PERTH (Reuters) - Xstrata, the world's top thermal coal exporter, is considering up to A$15 billion ($13.3 billion) investment to boost output at its Australian thermal coal project to 100 million metric tones a year, it said on Monday.

Green Business

Xstrata is seeking an environmental approval for the first phase of its Wandoan project, which is expected to start production in 2014 and export up to 30 million metric tones of coal a year from the proposed Wiggins Island terminal.

Xstrata has identified three exploration targets around Wandoan, a spokesman said, located in the Surat basin in the north east state of Queensland, which potentially holds between 4 billion and 7 billion metric tones of thermal coal.

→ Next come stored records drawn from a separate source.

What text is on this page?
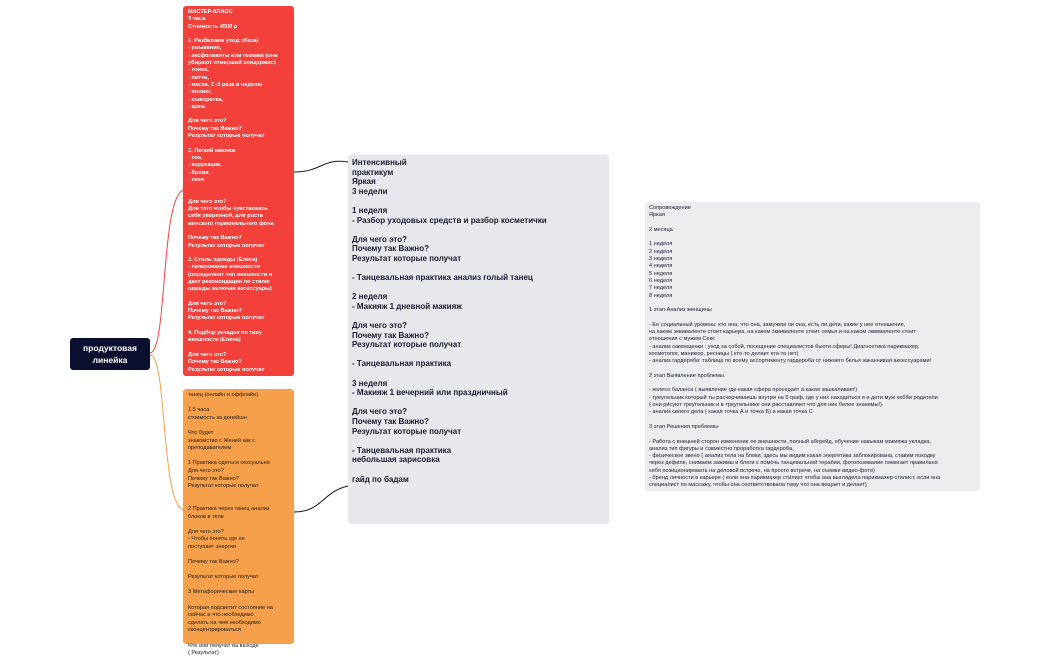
продуктовая
линейка
МАСТЕР-КЛАСС
3 часа
Стоимость 4500 р

1. Разбираем уход: (база)
- умывание,
- эксфолианты или гоммаж (они
убирают отмерший эпидермис)
- тоник,
- патчи,
- маска, 2 -3 раза в неделю
- пилинг,
- сыворотка,
- крем.

Для чего это?
Почему так Важно?
Результат которые получат

2. Легкий макияж
- тон,
- коррекция,
- брови,
- тени

Для чего это?
Для того чтобы чувствовать
себя уверенной, для роста
женского гормонального фона

Почему так Важно?
Результат которые получат

3. Стиль одежды (Елена)
- типирование внешности
(определяют тип внешности и
дает рекомендации по стилю
одежды включая аксессуары)

Для чего это?
Почему так Важно?
Результат которые получат

4. Подбор укладок по типу
внешности (Елена)

Для чего это?
Почему так Важно?
Результат которые получат
танец (онлайн и оффлайн)

1.5 часа
стоимость за донейшн

Что будет
знакомство с Женей как с
преподавателем

1 Практика одеться сексуально
Для чего это?
Почему так Важно?
Результат которые получат

2 Практика через танец анализ
блоков в теле

Для чего это?
- Чтобы понять где не
поступает энергия

Почему так Важно?

Результат которые получат

3 Метафорические карты

Которая подсветит состояние на
сейчас и что необходимо
сделать на чем необходимо
сконцентрироваться

Что они получат на выходе
( Результат)
Интенсивный
практикум
Яркая
3 недели

1 неделя
- Разбор уходовых средств и разбор косметички

Для чего это?
Почему так Важно?
Результат которые получат

- Танцевальная практика анализ голый танец

2 неделя
- Макияж 1 дневной макияж

Для чего это?
Почему так Важно?
Результат которые получат

- Танцевальная практика

3 неделя
- Макияж 1 вечерний или праздничный

Для чего это?
Почему так Важно?
Результат которые получат

- Танцевальная практика
небольшая зарисовка

гайд по бадам
Сопровождение
Яркая

2 месяца

1 неделя
2 неделя
3 неделя
4 неделя
5 неделя
6 неделя
7 неделя
8 неделя

1 этап Анализ женщины

- Ее социальный уровень: кто она, что она, замужем ли она, есть ли дети, какие у нее отношения,
на каком эквиваленте стоит карьера, на каком эквиваленте стоит семья и на каком эквиваленте стоит
отношения с мужем Секс
- анализ самооценки : уход за собой, посещение специалистов бьюти сферы! Диагностика парикмахер,
косметолог, маникюр, ресницы ( кто-то делает кто-то нет)
- анализ гардероба: таблица по всему ассортименту гардероба от нижнего белья заканчивая аксессуарами!

2 этап Выявление проблемы

- колесо баланса ( выявление где какая сфера проседает а какая зашкаливает)
- треугольник который ты расчерчиваешь внутри на 5 граф, где у них находиться я и дети муж хобби родители
( они рисуют треугольник и в треугольнике они расставляют что для них более значимы!)
- анализ своего дела ( какая точка А и точка Б) и какая точка С

3 этап Решения проблемы

- Работа с внешней сторон изменение ее внешности, полный абгрейд, обучение навыкам макияжа укладка,
анализ тип фигуры и совместно проработка гардероба,
- физическое звено ( анализ тела на блоки, здесь мы видим какая энергетика заблокирована, ставим походку
через дефиле, снимаем зажимы и блоги с помочь танцевальной терапии, фотопозование помогает правильно
себя позиционировать на деловой встрече, на просто встрече, на съемке видео-фото)
- бренд личности в карьере ( если она парикмахер стилист чтобы она выглядела парикмахер стилист, если она
специалист по массажу, чтобы она соответствовала тому что она вещает и делает)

His comments confirmed an earlier report in The Australian newspaper that a successful exploration would result in Xstrata having four mines in the area each producing 25 million metric tones of coal per year.

That would bring the total output to around 100 million metric tones in the 2020s, the spokesman added.

Thermal coal is used by utilities for power generation.

Xstrata's bold expansion plans comes amid bullish forecasts for global coal consumption and underscores its efforts to maintain its lead position as the world's top thermal coal exporter.

If the expansion of Wandoan proceeds as planned, it could also could see the establishment of a second major thermal coal region in Australia after the Hunter Valley region in New South Wales state -- one which could continue to cement Australia's status as the world's largest coal exporter.

Global coal consumption is forecast to grow almost 40 per cent in the next 20 years as electricity demand increases, according to the Paris-based International Energy Agency.

The spokesman said Xstrata has resubmitted an environmental impact statement for the Wandoan project to the Queensland government and hopes to complete feasibility studies on the project by the end of 2010.

Xstrata has a 75 percent stake in Wandoan, while partners Itochu Corp and Sumitomo Corp each hold 12.5 percent.